2 thoughts on “The First Step is Admitting You Have a Torture Problem”

  1. The sad thing about the coverup article is that the person in question is in fact crazy and delussional.

    For example: if you look closely at the photograph of Mr. Ford, you will see that there is an insignia on top of his left breast pocket. It is the insignia of the Navy Seals, or the budweiser badge as it is commonly refered to.

    It might not be important to everybody, but wearing insignias and badges you have not earned is a crime. Pretending to be a person you are not shows inmaturity and shame on who you are.

    Mr. Ford is wearing the uniform while on active duty displaying a badge he did not earn, insulting the men who have rightfully earned and died while serving their country in some of the most daring and dangerous missions anybody could ask for. It degrades the lost lives and the sacrifice made by every single Seal in the community.

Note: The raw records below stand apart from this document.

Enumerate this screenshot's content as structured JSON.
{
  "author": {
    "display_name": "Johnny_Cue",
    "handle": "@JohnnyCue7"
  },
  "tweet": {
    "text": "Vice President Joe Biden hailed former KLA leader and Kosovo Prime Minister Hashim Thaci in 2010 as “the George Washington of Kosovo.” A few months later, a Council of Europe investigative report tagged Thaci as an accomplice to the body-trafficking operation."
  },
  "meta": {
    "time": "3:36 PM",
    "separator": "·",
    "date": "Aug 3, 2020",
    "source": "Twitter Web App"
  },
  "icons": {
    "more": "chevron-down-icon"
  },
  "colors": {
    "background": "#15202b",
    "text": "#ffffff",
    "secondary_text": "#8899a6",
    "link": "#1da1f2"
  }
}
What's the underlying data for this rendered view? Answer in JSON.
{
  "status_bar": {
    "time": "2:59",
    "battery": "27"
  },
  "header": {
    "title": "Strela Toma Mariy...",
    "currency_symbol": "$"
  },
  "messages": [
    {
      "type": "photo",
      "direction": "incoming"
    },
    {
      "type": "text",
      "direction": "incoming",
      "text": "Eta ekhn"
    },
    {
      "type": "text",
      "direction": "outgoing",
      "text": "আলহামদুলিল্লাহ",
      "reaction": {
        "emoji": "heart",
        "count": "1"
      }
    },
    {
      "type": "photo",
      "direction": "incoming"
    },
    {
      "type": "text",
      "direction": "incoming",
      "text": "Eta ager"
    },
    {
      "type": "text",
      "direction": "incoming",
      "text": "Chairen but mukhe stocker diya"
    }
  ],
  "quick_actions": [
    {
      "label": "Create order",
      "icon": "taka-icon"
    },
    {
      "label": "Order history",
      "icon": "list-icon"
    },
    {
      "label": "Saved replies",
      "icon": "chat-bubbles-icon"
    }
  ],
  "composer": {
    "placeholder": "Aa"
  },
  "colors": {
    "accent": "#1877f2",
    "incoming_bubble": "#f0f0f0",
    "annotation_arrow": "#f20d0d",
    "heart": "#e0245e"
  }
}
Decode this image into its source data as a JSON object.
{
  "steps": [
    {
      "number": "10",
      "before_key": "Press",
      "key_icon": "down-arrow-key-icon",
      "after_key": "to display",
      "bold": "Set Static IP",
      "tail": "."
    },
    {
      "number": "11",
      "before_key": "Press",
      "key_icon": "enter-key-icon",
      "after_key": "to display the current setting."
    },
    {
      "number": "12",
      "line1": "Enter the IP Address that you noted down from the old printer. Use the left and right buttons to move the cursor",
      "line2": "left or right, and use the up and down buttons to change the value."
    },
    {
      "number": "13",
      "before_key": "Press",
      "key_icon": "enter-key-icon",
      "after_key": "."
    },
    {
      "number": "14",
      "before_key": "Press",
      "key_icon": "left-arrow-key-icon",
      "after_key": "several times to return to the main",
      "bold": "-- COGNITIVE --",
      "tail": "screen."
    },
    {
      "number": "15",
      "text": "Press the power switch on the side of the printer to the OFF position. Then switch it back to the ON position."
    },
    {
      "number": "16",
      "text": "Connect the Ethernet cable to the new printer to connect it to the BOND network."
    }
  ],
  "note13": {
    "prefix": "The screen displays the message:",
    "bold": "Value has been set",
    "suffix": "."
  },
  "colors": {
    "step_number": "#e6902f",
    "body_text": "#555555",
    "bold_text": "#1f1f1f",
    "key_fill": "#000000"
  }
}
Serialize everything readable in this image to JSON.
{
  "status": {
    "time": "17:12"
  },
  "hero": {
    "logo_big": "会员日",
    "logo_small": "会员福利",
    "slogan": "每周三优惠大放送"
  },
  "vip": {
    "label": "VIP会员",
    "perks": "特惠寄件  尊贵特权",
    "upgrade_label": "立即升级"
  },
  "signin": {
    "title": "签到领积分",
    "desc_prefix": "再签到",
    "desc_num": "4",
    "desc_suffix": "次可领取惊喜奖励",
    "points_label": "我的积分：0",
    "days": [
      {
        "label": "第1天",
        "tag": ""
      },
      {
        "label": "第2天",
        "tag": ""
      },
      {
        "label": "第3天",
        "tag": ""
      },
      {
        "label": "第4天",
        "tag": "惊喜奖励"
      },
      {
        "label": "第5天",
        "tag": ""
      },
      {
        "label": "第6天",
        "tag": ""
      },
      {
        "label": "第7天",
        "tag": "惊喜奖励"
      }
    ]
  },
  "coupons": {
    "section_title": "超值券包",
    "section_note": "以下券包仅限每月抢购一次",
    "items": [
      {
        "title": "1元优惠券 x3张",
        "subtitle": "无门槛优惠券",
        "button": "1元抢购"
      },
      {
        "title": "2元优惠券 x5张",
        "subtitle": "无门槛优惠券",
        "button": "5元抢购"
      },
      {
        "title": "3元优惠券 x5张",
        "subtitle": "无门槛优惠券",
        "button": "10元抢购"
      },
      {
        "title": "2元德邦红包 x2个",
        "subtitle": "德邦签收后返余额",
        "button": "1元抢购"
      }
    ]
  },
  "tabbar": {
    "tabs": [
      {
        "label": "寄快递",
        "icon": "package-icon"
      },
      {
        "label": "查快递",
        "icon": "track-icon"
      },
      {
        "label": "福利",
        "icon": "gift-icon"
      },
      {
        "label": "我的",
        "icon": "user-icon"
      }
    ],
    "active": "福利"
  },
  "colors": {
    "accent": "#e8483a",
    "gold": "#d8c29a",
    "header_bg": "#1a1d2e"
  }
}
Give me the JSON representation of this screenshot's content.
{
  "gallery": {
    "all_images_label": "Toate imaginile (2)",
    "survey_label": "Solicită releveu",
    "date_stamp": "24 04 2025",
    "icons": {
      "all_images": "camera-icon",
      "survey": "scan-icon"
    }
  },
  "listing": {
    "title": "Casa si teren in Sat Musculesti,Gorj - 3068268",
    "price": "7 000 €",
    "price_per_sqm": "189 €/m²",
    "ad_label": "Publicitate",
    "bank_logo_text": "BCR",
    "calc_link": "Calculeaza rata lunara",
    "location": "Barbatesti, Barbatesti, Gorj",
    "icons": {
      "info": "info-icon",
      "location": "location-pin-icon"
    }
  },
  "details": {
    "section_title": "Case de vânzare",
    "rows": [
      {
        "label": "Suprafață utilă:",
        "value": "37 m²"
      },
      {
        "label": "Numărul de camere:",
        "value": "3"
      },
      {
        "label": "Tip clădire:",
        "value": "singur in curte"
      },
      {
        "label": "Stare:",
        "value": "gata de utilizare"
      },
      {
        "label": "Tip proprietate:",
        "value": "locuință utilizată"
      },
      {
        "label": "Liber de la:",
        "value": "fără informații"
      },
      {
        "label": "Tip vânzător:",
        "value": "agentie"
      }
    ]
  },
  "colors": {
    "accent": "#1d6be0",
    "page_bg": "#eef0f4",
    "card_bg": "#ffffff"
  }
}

    Also, Mr. Ford was known as Doctor Ford. He even used to sign with the M.D. Suffix on his name. Never mind that Mr. Ford is not a doctor.

    So, taking into consideration that this person makes allegations of torture, while pretending to be a Navy Seal and a Doctor, makes you kind of wonder the veracity of his statements.

    Also, it is nice to note that Mr. DeBatto, describes events in his article that never actually happened.

    For example. In trying to show what a poor leader Col. Pappas is, he mentions the fact that 3 soldiers died while in transit to his Change Of Command Ceremony. That never took place.

    In reality, the soldiers died while travelling to LTC Griffin’s Change Of Command Ceremony, one of COL. Pappas’ subordinate commanders.

    Mr. DeBatto mentioned the fact that the 223rd was one of the first divisions to enter Iraq after the “Shock and Awe” aerial bombardment.

    Well. The fact that the 223rd was one of the first “UNITS” to enter the war is almost true. Elements of the 223rd MI Bn entered Iraq early in the war. But those elements were attached and/or assigned to the 519th MI Bn (ABN TE). The HQ Section was safely in Kuwait awaiting movement orders (including DeBatto and Ford).

    DeBatto calls the 223rd a “division”. Anybody who knows military doctrine can tell you that a Division is a military unit composed of many brigades and battalions. For an “intelligence expert” to call a battalion “a division” makes you kind of wonder if he is truly that familiar with simple military structure. Is the trying to make it sound like the 223rd is a huge unit? Or is he just showing his ignorance in simple military doctrine and terminology.

    Ford mentions the fact that “no medevac order” was written. That is not cover up material. That is just a sign of the fact that the headquarters section of the 223rd did not know how to operate in that environment. The 223rd MI Bn (L) (prior to the OIF I deployment) had never been to war. Many rules and regulations were broken or omitted not due to “conspiracy”, but just plain ignorance and lack of knowledge. No person be it civilian or military is authorized into a military aircraft without being entered into the aircraft’ Manifest. That is a matter of procedure. Mr. Ford’s departure from the theater is a known fact. Everybody in the unit knew about it, and most were glad about it.

    To finish this of, I would like to say that I personally know two of the soldiers Mr. Ford is accusing of “torture”. He could have not picked two nicer people to make wild accusations against. These two are professionals, who have ethics and respect for human life and dignity. It pains me to hear that Mr. Ford is tarnishing their names and their military careers. To accuse somebody of war crimes is a tall order and it must be done with a clear head and appropiate evidence.

    And even though a lot of people did not enjoy working for LTC Ryan or CPT Artiga, these two officers are hardly the types to try to cover up anything of this magnitude. LTC Ryan was media-savy and would have jumped at the chance to get his name in the news.

    Mr. Ford might be trying to clear his name, but we in the 223rd know him for who he is: a wannabe navy seal who falsely claimed to be a doctor, and is now claiming that his team-mates are torturers. He shames the military intelligence community, he shames his THT team who did outstanding work in the field, but worse of all, he shames himself.